Der SR trat dabei nicht als unabhängiges journalistisches Medium auf, sondern als begeisterter Verfechter der Zweisprachigkeit und Stichwortgeber des Ministerpräsidenten. SR: "Eine Zone der Zweisprachigkeit wäre auf jeden Fall ein Alleinstellungsmerkmal im Wettbewerb mit anderen Regionen. Darüber hinaus könnte das ganze auch im Verhältnis zwischen Deutschland und Frankreich - 40 Jahre nach dem Elyséevertrag - ein Projekt sein, das eindeutig in die Zukunft weist." Müller: "Ohne Zweifel. Deshalb wollen wir diesem Projekt ja nähertreten."

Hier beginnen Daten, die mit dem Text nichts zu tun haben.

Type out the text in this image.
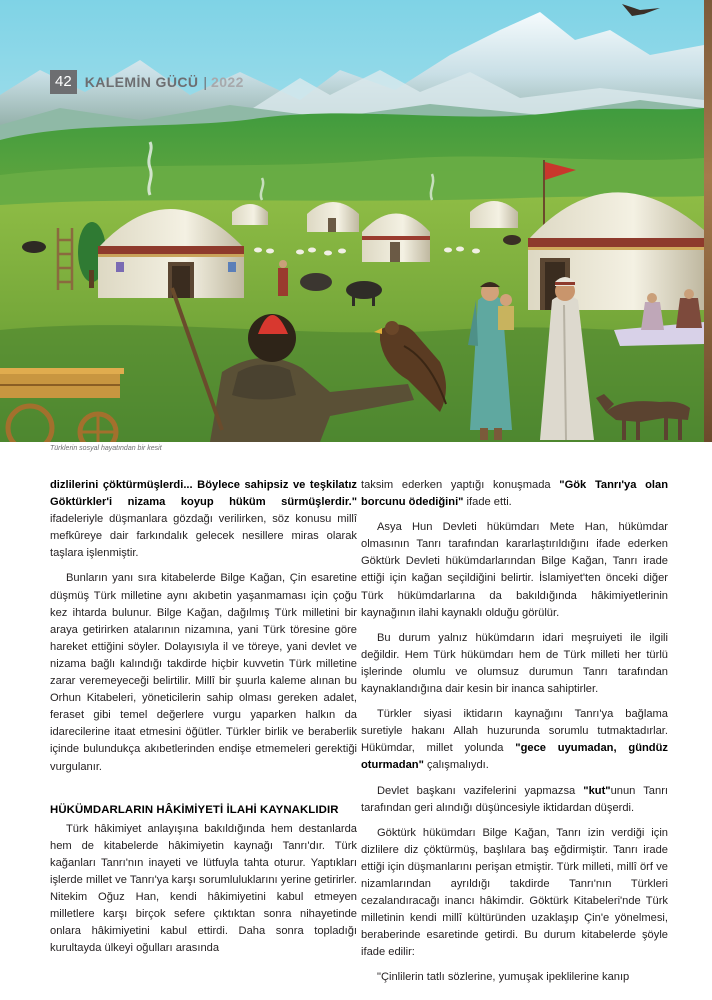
42 KALEMİN GÜCÜ | 2022
Türklerin sosyal hayatından bir kesit

dizlilerini çöktürmüşlerdi... Böylece sahipsiz ve teşkilatız Göktürkler'i nizama koyup hüküm sürmüşlerdir." ifadeleriyle düşmanlara gözdağı verilirken, söz konusu millî mefkûreye dair farkındalık gelecek nesillere miras olarak taşlara işlenmiştir.

Bunların yanı sıra kitabelerde Bilge Kağan, Çin esaretine düşmüş Türk milletine aynı akıbetin yaşanmaması için çoğu kez ihtarda bulunur. Bilge Kağan, dağılmış Türk milletini bir araya getirirken atalarının nizamına, yani Türk töresine göre hareket ettiğini söyler. Dolayısıyla il ve töreye, yani devlet ve nizama bağlı kalındığı takdirde hiçbir kuvvetin Türk milletine zarar veremeyeceği belirtilir. Millî bir şuurla kaleme alınan bu Orhun Kitabeleri, yöneticilerin sahip olması gereken adalet, feraset gibi temel değerlere vurgu yaparken halkın da idarecilerine itaat etmesini öğütler. Türkler birlik ve beraberlik içinde bulundukça akıbetlerinden endişe etmemeleri gerektiği vurgulanır.

HÜKÜMDARLARIN HÂKİMİYETİ İLAHİ KAYNAKLIDIR

Türk hâkimiyet anlayışına bakıldığında hem destanlarda hem de kitabelerde hâkimiyetin kaynağı Tanrı'dır. Türk kağanları Tanrı'nın inayeti ve lütfuyla tahta oturur. Yaptıkları işlerde millet ve Tanrı'ya karşı sorumluluklarını yerine getirirler. Nitekim Oğuz Han, kendi hâkimiyetini kabul etmeyen milletlere karşı birçok sefere çıktıktan sonra nihayetinde onlara hâkimiyetini kabul ettirdi. Daha sonra topladığı kurultayda ülkeyi oğulları arasında

taksim ederken yaptığı konuşmada "Gök Tanrı'ya olan borcunu ödediğini" ifade etti.

Asya Hun Devleti hükümdarı Mete Han, hükümdar olmasının Tanrı tarafından kararlaştırıldığını ifade ederken Göktürk Devleti hükümdarlarından Bilge Kağan, Tanrı irade ettiği için kağan seçildiğini belirtir. İslamiyet'ten önceki diğer Türk hükümdarlarına da bakıldığında hâkimiyetlerinin kaynağının ilahi kaynaklı olduğu görülür.

Bu durum yalnız hükümdarın idari meşruiyeti ile ilgili değildir. Hem Türk hükümdarı hem de Türk milleti her türlü işlerinde olumlu ve olumsuz durumun Tanrı tarafından kaynaklandığına dair kesin bir inanca sahiptirler.

Türkler siyasi iktidarın kaynağını Tanrı'ya bağlama suretiyle hakanı Allah huzurunda sorumlu tutmaktadırlar. Hükümdar, millet yolunda "gece uyumadan, gündüz oturmadan" çalışmalıydı.

Devlet başkanı vazifelerini yapmazsa "kut"unun Tanrı tarafından geri alındığı düşüncesiyle iktidardan düşerdi.

Göktürk hükümdarı Bilge Kağan, Tanrı izin verdiği için dizlilere diz çöktürmüş, başlılara baş eğdirmiştir. Tanrı irade ettiği için düşmanlarını perişan etmiştir. Türk milleti, millî örf ve nizamlarından ayrıldığı takdirde Tanrı'nın Türkleri cezalandıracağı inancı hâkimdir. Göktürk Kitabeleri'nde Türk milletinin kendi millî kültüründen uzaklaşıp Çin'e yönelmesi, beraberinde esaretinde getirdi. Bu durum kitabelerde şöyle ifade edilir:

"Çinlilerin tatlı sözlerine, yumuşak ipeklilerine kanıp
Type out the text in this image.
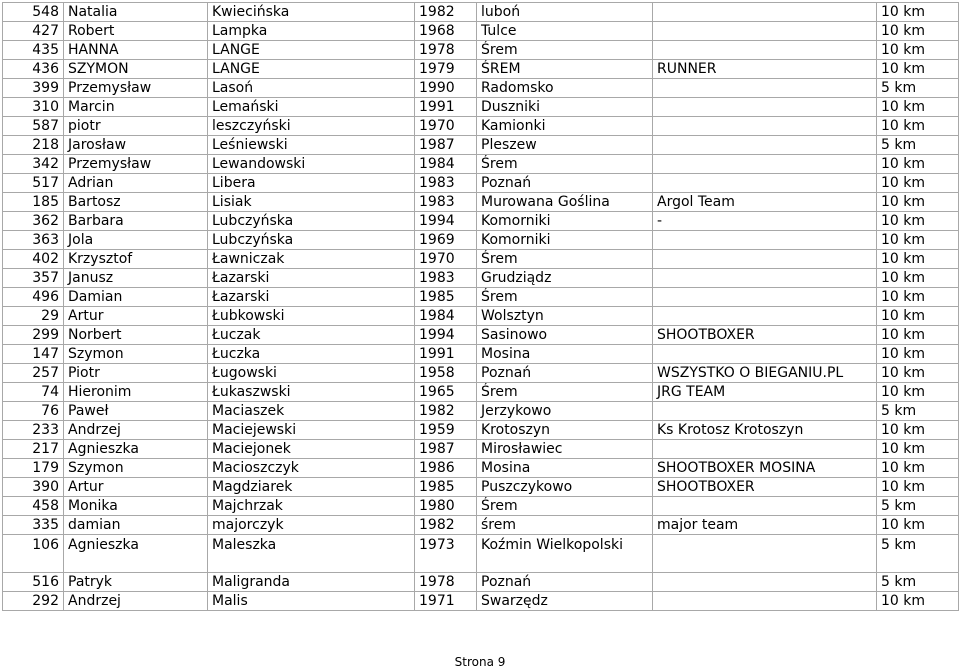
548	Natalia	Kwiecińska	1982	luboń		10 km
427	Robert	Lampka	1968	Tulce		10 km
435	HANNA	LANGE	1978	Śrem		10 km
436	SZYMON	LANGE	1979	ŚREM	RUNNER	10 km
399	Przemysław	Lasoń	1990	Radomsko		5 km
310	Marcin	Lemański	1991	Duszniki		10 km
587	piotr	leszczyński	1970	Kamionki		10 km
218	Jarosław	Leśniewski	1987	Pleszew		5 km
342	Przemysław	Lewandowski	1984	Śrem		10 km
517	Adrian	Libera	1983	Poznań		10 km
185	Bartosz	Lisiak	1983	Murowana Goślina	Argol Team	10 km
362	Barbara	Lubczyńska	1994	Komorniki	-	10 km
363	Jola	Lubczyńska	1969	Komorniki		10 km
402	Krzysztof	Ławniczak	1970	Śrem		10 km
357	Janusz	Łazarski	1983	Grudziądz		10 km
496	Damian	Łazarski	1985	Śrem		10 km
29	Artur	Łubkowski	1984	Wolsztyn		10 km
299	Norbert	Łuczak	1994	Sasinowo	SHOOTBOXER	10 km
147	Szymon	Łuczka	1991	Mosina		10 km
257	Piotr	Ługowski	1958	Poznań	WSZYSTKO O BIEGANIU.PL	10 km
74	Hieronim	Łukaszwski	1965	Śrem	JRG TEAM	10 km
76	Paweł	Maciaszek	1982	Jerzykowo		5 km
233	Andrzej	Maciejewski	1959	Krotoszyn	Ks Krotosz Krotoszyn	10 km
217	Agnieszka	Maciejonek	1987	Mirosławiec		10 km
179	Szymon	Macioszczyk	1986	Mosina	SHOOTBOXER MOSINA	10 km
390	Artur	Magdziarek	1985	Puszczykowo	SHOOTBOXER	10 km
458	Monika	Majchrzak	1980	Śrem		5 km
335	damian	majorczyk	1982	śrem	major team	10 km
106	Agnieszka	Maleszka	1973	Koźmin Wielkopolski		5 km
516	Patryk	Maligranda	1978	Poznań		5 km
292	Andrzej	Malis	1971	Swarzędz		10 km
Strona 9
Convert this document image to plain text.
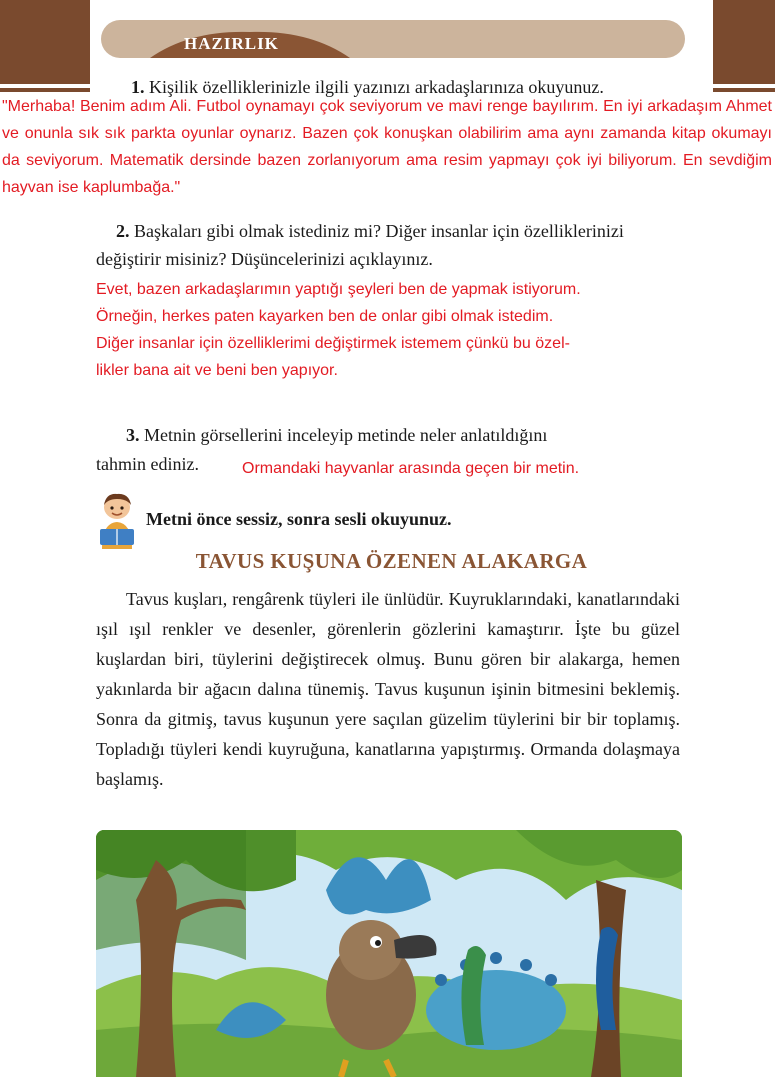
HAZIRLIK
1. Kişilik özelliklerinizle ilgili yazınızı arkadaşlarınıza okuyunuz.
"Merhaba! Benim adım Ali. Futbol oynamayı çok seviyorum ve mavi renge bayılırım. En iyi arkadaşım Ahmet ve onunla sık sık parkta oyunlar oynarız. Bazen çok konuşkan olabilirim ama aynı zamanda kitap okumayı da seviyorum. Matematik dersinde bazen zorlanıyorum ama resim yapmayı çok iyi biliyorum. En sevdiğim hayvan ise kaplumbağa."
2. Başkaları gibi olmak istediniz mi? Diğer insanlar için özelliklerinizi değiştirir misiniz? Düşüncelerinizi açıklayınız.
Evet, bazen arkadaşlarımın yaptığı şeyleri ben de yapmak istiyorum.
Örneğin, herkes paten kayarken ben de onlar gibi olmak istedim.
Diğer insanlar için özelliklerimi değiştirmek istemem çünkü bu özel-
likler bana ait ve beni ben yapıyor.
3. Metnin görsellerini inceleyip metinde neler anlatıldığını
tahmin ediniz.	Ormandaki hayvanlar arasında geçen bir metin.
Metni önce sessiz, sonra sesli okuyunuz.
TAVUS KUŞUNA ÖZENEN ALAKARGA
Tavus kuşları, rengârenk tüyleri ile ünlüdür. Kuyruklarındaki, kanatlarındaki ışıl ışıl renkler ve desenler, görenlerin gözlerini kamaştırır. İşte bu güzel kuşlardan biri, tüylerini değiştirecek olmuş. Bunu gören bir alakarga, hemen yakınlarda bir ağacın dalına tünemiş. Tavus kuşunun işinin bitmesini beklemiş. Sonra da gitmiş, tavus kuşunun yere saçılan güzelim tüylerini bir bir toplamış. Topladığı tüyleri kendi kuyruğuna, kanatlarına yapıştırmış. Ormanda dolaşmaya başlamış.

Vielleicht ist dieses, wie die Süddeutsche Zeitung es nennt, "erfreuliche Projekt" eine Gegenreaktion Müllers. Im vergangenen Dezember hatte ihm die SPD-Opposition noch vorgeworfen, daß er sich von dem Gedanken der Zweisprachigkeit verabschiede; denn Müller hatte mehr Deutschstunden in der Grundschule durchgesetzt und erreicht, daß Grundschüler mit Lese- und Rechtschreibschwächen vom Französischunterricht entbunden werden. An den saarländischen Grundschulen ist nämlich die Sprache des westlichen Nachbarn (seltener Englisch) ab der 3. Klasse Pflicht. Seit dem Schuljahr 2000/2001 unterrichten muttersprachliche Lehrkräfte an neun saarländischen Grundschulen in einem "Modellprojekt" sogar schon ab der 1. Klasse Französisch, aufbauend auf erstem Sprachunterricht im Kindergarten.

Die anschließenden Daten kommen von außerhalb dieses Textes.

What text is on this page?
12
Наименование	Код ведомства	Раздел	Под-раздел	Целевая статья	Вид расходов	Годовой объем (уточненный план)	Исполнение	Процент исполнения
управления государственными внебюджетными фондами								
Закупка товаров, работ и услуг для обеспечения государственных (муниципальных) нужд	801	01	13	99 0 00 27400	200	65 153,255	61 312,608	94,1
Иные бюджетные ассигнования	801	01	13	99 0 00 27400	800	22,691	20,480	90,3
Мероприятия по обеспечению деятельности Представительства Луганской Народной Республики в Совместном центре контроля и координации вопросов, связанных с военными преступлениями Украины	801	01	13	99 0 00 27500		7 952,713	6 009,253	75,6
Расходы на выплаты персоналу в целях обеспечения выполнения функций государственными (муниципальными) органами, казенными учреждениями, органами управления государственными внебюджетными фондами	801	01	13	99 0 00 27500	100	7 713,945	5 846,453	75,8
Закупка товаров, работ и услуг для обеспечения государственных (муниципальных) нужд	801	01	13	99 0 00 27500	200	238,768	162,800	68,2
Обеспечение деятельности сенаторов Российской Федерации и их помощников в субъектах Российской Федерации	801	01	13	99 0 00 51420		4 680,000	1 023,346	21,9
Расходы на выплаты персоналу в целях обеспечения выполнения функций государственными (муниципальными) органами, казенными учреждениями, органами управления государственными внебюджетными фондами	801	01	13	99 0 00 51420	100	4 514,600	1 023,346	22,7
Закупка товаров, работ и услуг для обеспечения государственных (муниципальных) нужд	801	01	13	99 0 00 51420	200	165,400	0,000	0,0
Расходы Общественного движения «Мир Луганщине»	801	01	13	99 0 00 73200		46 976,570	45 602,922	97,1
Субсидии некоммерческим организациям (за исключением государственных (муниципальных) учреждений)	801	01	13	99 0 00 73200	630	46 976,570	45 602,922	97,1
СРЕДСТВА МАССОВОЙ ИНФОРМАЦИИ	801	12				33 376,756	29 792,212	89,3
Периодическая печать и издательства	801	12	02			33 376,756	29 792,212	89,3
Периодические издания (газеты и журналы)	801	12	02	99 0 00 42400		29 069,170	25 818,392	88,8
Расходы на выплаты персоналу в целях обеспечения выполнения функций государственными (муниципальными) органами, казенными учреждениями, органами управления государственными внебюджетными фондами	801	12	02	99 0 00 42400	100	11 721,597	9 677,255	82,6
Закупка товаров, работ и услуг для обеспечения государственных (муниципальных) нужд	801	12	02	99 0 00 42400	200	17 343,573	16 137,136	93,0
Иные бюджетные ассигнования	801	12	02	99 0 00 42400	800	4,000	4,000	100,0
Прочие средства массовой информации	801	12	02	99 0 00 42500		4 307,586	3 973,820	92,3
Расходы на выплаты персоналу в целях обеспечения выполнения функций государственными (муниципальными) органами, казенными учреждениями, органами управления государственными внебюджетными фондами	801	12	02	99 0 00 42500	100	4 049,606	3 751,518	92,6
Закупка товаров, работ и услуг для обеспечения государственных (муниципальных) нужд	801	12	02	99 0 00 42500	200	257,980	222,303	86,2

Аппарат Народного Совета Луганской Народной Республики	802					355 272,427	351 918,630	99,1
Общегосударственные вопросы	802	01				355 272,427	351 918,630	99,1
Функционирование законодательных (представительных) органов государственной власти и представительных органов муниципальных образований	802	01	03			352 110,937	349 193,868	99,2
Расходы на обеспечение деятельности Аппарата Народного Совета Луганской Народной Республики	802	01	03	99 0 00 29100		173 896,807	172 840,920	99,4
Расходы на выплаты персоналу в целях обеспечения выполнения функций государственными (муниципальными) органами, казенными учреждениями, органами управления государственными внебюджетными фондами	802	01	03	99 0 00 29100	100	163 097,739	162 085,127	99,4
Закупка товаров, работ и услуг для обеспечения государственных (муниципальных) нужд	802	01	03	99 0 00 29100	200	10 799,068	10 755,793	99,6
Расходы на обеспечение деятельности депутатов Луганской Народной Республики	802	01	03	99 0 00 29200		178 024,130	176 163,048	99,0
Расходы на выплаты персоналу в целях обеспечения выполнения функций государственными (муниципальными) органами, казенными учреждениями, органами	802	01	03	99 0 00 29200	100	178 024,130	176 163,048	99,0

Regierungschef Müller ist auch seit kurzem Bevollmächtigter der Bundesrepublik Deutschland für die kulturelle Zusammenarbeit mit Frankreich, deshalb müßte er die geplante Einführung von Französisch als Amtssprache vor dem besonderen geschichtlichen Hintergrund sehen. Im 20. Jahrhundert wurde das Saarland gleich mehrmals Opfer französischer Machtpolitik, weswegen sich die Bevölkerung an der Saar nicht nur im Widerstand gegen den Separatismus, sondern sogar in zwei Abstimmungen deutlich zur deutschen Nation bekannte.

Am 13. Januar 1935 stimmten 91 Prozent der Saarländer für den Wiederanschluß an Deutschland, nachdem ihr Land im Versailler Vertrag abgetrennt und dem Völkerbund unterstellt worden war. Das Siegerdiktat hatte großherzig zugestanden: "Unter Aufsicht der Regierungskommission dürfen die Einwohner ... ihre Schule und ihre Sprache behalten." So steht es im Abschnitt über das "Saarbecken" (Artikel 45 bis 50), in § 28 des Anhangs.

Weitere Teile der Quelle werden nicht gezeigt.